In developed countries, most cases of gastroenteritis are caused by viral infection. Viral etiologies of gastroenteritis include human caliciviruses (including noroviruses and sapoviruses), astroviruses, enteric adenoviruses, and rotaviruses (table 1). Norovirus is the most common cause of gastroenteritis in adults and children. Norovirus causes 19 to 21 million illnesses, including 570 to 800 deaths, 56,000 to 71,000 hospitalizations, 400,000 emergency department visits, and 1.7 to 1.9 million outpatient visits .
The clinical manifestations and diagnosis of norovirus and related viruses be reviewed here. The epidemiology and management of acute viral gastroenteritis in adults is discussed separately. (See "Epidemiology and pathogenesis of viral gastroenteritis in adults" and "Management of acute viral gastroenteritis in adults".)
Issues related to rotavirus are discussed separately. (See "Clinical manifestations and diagnosis of rotavirus infection" and "Rotavirus vaccines for infants".)
Norovirus and sapovirus — The human caliciviruses that cause acute gastroenteritis have a worldwide distribution and are divided into two genera, the noroviruses and the sapoviruses. Noroviruses were first identified as viral causes of gastroenteritis in an outbreak in Norwalk, Ohio, and were previously referred to as the Norwalk-like viruses. Sapoviruses were first identified as viral causes of gastroenteritis in Japan and were previously referred to as the Sapporo agent.

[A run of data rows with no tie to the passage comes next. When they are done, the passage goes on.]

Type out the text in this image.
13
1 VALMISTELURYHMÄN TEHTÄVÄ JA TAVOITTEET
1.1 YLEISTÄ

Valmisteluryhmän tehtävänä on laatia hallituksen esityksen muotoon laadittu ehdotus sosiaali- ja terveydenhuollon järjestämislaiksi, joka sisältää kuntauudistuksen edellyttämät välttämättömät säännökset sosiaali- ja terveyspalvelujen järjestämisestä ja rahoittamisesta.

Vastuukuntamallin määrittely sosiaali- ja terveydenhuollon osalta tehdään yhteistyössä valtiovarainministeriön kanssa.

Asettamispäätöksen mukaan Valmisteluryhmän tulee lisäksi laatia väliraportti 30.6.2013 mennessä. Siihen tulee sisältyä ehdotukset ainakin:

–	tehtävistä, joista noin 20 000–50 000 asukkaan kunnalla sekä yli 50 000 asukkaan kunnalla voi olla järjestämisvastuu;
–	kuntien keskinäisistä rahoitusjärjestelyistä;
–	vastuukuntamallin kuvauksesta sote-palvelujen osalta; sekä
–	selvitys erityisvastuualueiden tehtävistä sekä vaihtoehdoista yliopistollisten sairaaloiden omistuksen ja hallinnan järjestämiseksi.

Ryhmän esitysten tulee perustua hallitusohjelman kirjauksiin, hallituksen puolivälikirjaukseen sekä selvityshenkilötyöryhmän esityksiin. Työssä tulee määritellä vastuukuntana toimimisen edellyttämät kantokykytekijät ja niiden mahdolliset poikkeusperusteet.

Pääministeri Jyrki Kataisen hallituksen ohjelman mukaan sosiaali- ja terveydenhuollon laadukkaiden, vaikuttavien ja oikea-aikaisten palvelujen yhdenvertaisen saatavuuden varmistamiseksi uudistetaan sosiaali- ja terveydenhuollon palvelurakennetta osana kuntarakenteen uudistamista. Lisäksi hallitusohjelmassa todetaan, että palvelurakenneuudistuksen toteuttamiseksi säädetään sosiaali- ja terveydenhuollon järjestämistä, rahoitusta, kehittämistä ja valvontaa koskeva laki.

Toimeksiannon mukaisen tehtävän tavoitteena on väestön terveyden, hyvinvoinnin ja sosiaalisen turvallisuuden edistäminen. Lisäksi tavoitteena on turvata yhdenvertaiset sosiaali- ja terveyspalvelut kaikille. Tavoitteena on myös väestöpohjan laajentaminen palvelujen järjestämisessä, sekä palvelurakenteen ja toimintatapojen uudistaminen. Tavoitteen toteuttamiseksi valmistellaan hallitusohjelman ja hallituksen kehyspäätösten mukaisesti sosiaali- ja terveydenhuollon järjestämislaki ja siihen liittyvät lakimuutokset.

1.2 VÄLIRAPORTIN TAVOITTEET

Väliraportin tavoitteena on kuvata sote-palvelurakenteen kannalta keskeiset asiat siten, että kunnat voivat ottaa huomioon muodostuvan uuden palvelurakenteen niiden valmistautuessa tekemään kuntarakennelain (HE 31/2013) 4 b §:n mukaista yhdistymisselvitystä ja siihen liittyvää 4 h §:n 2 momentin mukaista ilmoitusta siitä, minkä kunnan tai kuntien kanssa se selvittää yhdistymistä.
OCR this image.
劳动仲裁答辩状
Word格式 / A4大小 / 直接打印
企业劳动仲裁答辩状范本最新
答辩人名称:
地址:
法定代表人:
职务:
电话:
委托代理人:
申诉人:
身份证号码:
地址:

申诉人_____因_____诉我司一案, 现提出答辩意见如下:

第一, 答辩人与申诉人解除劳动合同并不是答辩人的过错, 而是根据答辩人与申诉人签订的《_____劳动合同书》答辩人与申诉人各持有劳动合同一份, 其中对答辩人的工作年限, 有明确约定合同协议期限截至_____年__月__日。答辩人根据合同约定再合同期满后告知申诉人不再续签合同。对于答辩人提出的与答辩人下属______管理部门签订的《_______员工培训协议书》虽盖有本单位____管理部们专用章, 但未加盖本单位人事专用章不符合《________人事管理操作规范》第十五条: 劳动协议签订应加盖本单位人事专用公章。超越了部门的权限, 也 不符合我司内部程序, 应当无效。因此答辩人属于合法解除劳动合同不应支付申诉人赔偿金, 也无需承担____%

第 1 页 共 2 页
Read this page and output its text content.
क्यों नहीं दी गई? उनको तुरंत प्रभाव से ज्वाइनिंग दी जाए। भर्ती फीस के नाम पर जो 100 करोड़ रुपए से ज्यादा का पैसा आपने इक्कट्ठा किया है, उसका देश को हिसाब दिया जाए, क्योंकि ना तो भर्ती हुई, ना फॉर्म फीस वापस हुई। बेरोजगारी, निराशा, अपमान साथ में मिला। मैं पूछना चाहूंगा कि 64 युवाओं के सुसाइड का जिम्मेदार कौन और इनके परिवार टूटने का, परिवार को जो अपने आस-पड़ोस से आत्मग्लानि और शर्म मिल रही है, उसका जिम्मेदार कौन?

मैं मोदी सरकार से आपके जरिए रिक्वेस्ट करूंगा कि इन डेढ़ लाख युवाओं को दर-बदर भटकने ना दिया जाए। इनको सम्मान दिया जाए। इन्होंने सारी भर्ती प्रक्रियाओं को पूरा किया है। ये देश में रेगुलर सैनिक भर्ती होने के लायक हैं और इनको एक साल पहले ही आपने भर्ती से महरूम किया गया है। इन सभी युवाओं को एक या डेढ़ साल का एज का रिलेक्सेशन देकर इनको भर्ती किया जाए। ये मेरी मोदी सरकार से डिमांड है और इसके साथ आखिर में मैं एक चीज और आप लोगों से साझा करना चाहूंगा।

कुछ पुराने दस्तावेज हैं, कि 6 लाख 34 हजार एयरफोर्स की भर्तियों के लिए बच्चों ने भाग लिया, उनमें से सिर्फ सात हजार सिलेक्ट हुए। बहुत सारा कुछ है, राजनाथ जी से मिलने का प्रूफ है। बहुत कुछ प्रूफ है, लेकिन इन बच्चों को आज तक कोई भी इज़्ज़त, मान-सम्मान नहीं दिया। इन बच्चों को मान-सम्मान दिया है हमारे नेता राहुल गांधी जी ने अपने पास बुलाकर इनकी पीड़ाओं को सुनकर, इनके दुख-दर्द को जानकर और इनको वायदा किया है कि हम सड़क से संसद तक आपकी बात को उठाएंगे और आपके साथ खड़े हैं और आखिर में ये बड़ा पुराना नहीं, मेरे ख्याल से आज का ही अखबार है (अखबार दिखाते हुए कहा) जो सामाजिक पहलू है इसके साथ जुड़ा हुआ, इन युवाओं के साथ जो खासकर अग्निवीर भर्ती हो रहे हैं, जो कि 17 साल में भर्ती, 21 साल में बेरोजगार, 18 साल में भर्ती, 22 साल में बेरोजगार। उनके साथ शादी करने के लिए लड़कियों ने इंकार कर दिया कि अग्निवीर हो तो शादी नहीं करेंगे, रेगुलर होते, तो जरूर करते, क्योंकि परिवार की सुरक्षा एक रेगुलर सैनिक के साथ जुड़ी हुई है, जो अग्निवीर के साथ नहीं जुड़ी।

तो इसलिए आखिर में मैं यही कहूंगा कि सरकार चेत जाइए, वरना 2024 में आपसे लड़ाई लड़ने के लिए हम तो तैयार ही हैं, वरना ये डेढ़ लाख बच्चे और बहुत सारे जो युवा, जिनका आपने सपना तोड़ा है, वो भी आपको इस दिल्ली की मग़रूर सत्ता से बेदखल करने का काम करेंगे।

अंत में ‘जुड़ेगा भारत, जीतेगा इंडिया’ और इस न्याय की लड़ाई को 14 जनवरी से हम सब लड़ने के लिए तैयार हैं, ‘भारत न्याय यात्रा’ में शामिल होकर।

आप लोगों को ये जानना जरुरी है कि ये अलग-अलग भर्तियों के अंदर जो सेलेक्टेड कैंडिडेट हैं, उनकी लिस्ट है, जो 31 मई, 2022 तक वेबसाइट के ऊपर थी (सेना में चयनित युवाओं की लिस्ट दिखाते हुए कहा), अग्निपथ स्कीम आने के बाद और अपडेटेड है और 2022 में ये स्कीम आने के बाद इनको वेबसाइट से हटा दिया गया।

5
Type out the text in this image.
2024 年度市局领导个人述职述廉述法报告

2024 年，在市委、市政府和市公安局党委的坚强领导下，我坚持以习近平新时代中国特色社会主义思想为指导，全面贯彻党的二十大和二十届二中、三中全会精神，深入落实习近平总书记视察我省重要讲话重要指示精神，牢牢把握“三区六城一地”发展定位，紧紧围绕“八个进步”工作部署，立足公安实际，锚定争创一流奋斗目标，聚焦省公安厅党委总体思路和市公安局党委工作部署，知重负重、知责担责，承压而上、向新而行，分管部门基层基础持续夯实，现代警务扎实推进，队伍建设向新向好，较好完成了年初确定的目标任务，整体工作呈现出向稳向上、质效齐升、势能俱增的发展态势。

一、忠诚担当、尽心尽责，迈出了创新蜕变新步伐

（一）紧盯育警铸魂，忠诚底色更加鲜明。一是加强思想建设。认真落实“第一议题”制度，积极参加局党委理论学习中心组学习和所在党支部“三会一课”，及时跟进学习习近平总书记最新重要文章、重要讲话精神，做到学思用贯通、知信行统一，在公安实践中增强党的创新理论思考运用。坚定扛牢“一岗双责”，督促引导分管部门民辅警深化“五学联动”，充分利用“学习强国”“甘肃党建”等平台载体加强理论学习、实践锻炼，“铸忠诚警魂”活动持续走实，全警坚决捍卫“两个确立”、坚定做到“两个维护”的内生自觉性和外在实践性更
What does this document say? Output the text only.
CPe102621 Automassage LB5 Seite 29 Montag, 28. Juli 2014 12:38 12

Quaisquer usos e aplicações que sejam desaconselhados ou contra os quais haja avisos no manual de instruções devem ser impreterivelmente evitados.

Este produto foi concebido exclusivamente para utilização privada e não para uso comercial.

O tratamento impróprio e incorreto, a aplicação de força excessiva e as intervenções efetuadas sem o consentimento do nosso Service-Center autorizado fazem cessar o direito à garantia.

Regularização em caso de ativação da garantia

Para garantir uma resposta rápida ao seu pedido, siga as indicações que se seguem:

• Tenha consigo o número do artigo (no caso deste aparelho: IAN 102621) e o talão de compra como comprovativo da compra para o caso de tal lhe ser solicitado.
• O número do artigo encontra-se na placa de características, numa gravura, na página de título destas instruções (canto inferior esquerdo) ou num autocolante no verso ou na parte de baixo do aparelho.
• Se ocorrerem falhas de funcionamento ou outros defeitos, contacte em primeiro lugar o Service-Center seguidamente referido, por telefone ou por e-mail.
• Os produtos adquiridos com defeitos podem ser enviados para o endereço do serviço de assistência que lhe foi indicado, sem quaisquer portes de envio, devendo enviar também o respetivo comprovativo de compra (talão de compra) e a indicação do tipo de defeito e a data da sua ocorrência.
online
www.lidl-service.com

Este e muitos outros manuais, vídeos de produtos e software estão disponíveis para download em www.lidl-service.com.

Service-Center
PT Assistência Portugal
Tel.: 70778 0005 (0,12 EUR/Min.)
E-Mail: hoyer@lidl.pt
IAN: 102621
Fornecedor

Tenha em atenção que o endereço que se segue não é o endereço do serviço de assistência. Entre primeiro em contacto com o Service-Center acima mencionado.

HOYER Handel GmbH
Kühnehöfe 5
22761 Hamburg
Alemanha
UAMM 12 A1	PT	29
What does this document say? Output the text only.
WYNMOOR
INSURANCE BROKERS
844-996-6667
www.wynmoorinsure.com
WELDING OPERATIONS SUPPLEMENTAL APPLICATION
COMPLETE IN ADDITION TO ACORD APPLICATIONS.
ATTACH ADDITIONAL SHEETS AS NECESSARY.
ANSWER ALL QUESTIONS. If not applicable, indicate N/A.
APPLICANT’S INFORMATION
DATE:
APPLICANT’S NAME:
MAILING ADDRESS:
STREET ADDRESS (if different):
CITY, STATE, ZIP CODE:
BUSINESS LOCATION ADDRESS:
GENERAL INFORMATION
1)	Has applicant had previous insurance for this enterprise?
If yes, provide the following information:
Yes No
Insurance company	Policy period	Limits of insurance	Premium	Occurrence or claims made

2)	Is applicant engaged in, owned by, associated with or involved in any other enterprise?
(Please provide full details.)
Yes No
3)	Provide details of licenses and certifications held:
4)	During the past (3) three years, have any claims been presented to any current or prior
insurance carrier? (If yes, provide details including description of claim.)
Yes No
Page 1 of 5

Caliciviruses contain a single-stranded RNA genome and have a relatively simple structure, containing one major (VP1) and one minor (VP2) capsid protein . Expression of the VP1 in experimental systems leads to formation of empty capsids or virus-like particles (VLPs) that are useful tools to generate immune reagents and investigate pathogenesis. Caliciviruses are also capable of recombining with viruses in other families, producing novel viruses of uncertain importance in human disease [3,4].